Rédigé par Clémence Huckel | 21/08/19 08:36

 

Photo by John Schnobrich on Unsplash

La prise de décision chez l’humain est un phénomène complexe, qui est alimenté par une multitude de facteurs. De plus, il arrive que l’Homme, même en ayant une intention particulière, ne réalise pas l’action en adéquation avec cette intention. En effet chaque décision est influencée par une multitude de facteurs, notamment ce qu’on appelle des biais, des processus cognitifs qui vont court-circuiter le raisonnement logique, et qui vont biaiser le raisonnement pour résulter en une finalité qui ne sera pas en accord avec son intention.  Comme ces biais sont systématiques et prévisibles, il est cependant possible de les contourner, en faisant des modifications dans l’environnement de décisions, ce qu’on appelle des nudges.

 

 

Dans la première partie de cette série sur les nudges, nous avons exposé la théorie de Daniel Kahnemann sur les différentes vitesses de pensée, et le processus de décision. Nous avons expliqué comment ce psychologue a mis en évidence une centaine de biais et nous les avons illustrés dans des exemples de marketing ou d’actions qui utilisent justement des nudges, pour pallier ces biais. Nous avons montré comment réduire cet écart entre intention et action. 

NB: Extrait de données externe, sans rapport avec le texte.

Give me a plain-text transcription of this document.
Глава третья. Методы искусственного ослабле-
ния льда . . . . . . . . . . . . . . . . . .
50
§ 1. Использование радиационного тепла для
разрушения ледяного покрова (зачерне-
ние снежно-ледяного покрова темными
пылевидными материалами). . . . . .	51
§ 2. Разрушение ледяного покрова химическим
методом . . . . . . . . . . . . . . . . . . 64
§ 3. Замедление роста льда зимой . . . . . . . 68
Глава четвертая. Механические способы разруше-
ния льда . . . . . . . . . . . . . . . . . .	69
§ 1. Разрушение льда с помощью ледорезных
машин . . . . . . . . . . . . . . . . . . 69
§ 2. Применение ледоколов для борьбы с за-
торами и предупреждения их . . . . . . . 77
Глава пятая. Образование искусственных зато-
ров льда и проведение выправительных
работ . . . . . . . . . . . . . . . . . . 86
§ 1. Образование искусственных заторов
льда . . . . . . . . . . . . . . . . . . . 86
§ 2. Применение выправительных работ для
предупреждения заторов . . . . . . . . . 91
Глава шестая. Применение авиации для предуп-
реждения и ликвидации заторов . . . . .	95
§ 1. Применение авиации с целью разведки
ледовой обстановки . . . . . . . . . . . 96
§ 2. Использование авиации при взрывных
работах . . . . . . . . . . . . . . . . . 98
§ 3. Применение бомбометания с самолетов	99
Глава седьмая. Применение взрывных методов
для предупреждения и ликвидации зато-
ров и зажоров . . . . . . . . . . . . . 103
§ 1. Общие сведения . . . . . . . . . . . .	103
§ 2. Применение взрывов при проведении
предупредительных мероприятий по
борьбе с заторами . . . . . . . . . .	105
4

Dans cette seconde partie, nous verrons comment transposer ces nudges dans le milieu du digital et quelle est la particularité de cet environnement, à travers différents exemples de biais qui seront contournés. 

 

La particularité du digital

Aujourd’hui, énormément d’actions quotidiennes se déroulent sur le canal du digital : chercher un appartement, réserver un voyage, commander à manger. Le digital s’est inscrit dans chaque partie de nos journées, il existe d’ailleurs pas moins de 1.4 milliards de sites Internet dans le monde. Par exemple, en recherche d’une prestation professionnelle, vous allez vous renseigner sur Internet. Le premier réflexe sera d’ailleurs d’aller sur un moteur de recherche, un forum spécialisé, le site d’un prestataire et de chercher les informations sur le web. 

Une personne qui va naviguer sur différents sites, surtout si elle cherche à se renseigner, comparer ou commander quelque chose, va être surchargée d’informations. Le problème est que cette surcharge de choix, d’informations, en plus des biais cognitifs ne va pas aider à faire le choix le plus raisonnable, rationnel ou même en accord avec les intentions de départ.  

Énormément d’interfaces sur des sites web ou des applications  induisent ou demandent de faire un choix. Celui-ci sera à la fois conditionné par le contenu des informations, mais également par l’environnement par lequel les informations sont présentées, ce qui peut exercer une influence inconsciente sur celui qui choisi.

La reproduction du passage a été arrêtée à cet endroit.